The round of 16 on Saturday morning will be followed by the quarterfinals in the afternoon, and then the semifinals and championship match on Sunday.

Most players embraced the change, and it certainly helps with the sponsor and the public. No more than five of the top 10 seeds were around by Friday in the last three years of single elimination.

“Just because you have a bad nine holes doesn’t mean you’re going home until the weekend. That’s a comforting fact,” Snedeker said. “But you still have to play great golf. I think everyone is excited about the fact there’s no way to fake it. The guy playing the best is going to get out of his group.”

No one was happier than Ilonen, who only got into the field when Mickelson withdrew. Ilonen played in the Volvo China Open on Sunday, flew over to San Francisco as the first alternate and was prepared to wait around for two days and fly home to Finland if no one withdrew.
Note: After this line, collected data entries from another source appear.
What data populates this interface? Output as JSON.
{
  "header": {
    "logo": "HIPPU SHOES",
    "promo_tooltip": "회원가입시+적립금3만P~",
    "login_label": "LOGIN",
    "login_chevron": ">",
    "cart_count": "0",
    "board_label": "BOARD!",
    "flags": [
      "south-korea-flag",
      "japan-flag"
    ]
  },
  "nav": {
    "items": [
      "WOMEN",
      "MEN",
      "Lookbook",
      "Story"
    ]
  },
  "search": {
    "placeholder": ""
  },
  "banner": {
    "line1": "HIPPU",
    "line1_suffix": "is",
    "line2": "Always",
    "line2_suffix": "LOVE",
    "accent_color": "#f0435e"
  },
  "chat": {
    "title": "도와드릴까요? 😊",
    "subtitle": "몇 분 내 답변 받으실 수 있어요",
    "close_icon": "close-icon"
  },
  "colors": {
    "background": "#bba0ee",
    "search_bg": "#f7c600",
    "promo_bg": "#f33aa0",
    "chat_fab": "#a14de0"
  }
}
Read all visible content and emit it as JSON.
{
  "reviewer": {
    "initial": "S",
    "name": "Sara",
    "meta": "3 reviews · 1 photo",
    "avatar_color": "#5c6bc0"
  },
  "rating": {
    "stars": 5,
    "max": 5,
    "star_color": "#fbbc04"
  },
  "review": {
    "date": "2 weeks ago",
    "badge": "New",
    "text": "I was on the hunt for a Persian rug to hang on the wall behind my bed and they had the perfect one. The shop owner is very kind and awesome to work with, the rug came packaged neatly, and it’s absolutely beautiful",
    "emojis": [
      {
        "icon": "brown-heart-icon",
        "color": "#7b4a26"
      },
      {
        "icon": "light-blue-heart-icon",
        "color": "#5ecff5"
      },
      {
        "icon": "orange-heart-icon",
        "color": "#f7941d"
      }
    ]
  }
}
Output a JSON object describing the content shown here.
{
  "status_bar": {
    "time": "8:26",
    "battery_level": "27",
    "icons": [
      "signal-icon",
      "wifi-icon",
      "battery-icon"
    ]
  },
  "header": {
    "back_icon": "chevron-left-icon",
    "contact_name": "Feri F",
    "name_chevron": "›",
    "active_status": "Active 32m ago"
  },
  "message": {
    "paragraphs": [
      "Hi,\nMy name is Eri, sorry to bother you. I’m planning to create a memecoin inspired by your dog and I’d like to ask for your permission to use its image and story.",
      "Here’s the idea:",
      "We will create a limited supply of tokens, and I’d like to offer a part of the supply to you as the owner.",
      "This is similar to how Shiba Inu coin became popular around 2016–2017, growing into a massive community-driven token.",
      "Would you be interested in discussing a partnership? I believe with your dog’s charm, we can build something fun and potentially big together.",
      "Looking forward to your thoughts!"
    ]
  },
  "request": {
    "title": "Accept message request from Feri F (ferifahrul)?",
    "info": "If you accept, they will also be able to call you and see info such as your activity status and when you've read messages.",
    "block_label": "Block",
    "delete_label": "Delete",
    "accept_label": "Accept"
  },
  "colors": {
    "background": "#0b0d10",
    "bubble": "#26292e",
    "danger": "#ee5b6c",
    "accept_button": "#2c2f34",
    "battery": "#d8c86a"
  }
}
When he landed in San Francisco on Sunday night, he had a text from his wife that he was in the Match Play.

“I said, `How do you know?’ She told me she saw it on a website,” Ilonen said.

He didn’t trust what he heard until he went to a higher authority – Twitter.

Walking through the dining room, he quickly went over to his first-round opponent to greet him. That would be Spieth, and the sole purpose was to congratulate the 21-year-old Texan for his wire-to-wire Masters victory.

There is a different buzz to the new Match Play. San Francisco is a refreshing change from Marana, Arizona, for one thing. And there was less a sense of urgency about the Wednesday matches. Everyone is guaranteed three cracks.

“And then it will start feeling like the old one,” Jimmy Walker said. “But it’s still match play. You’re still trying to beat the other guy. You’ve got to play good.”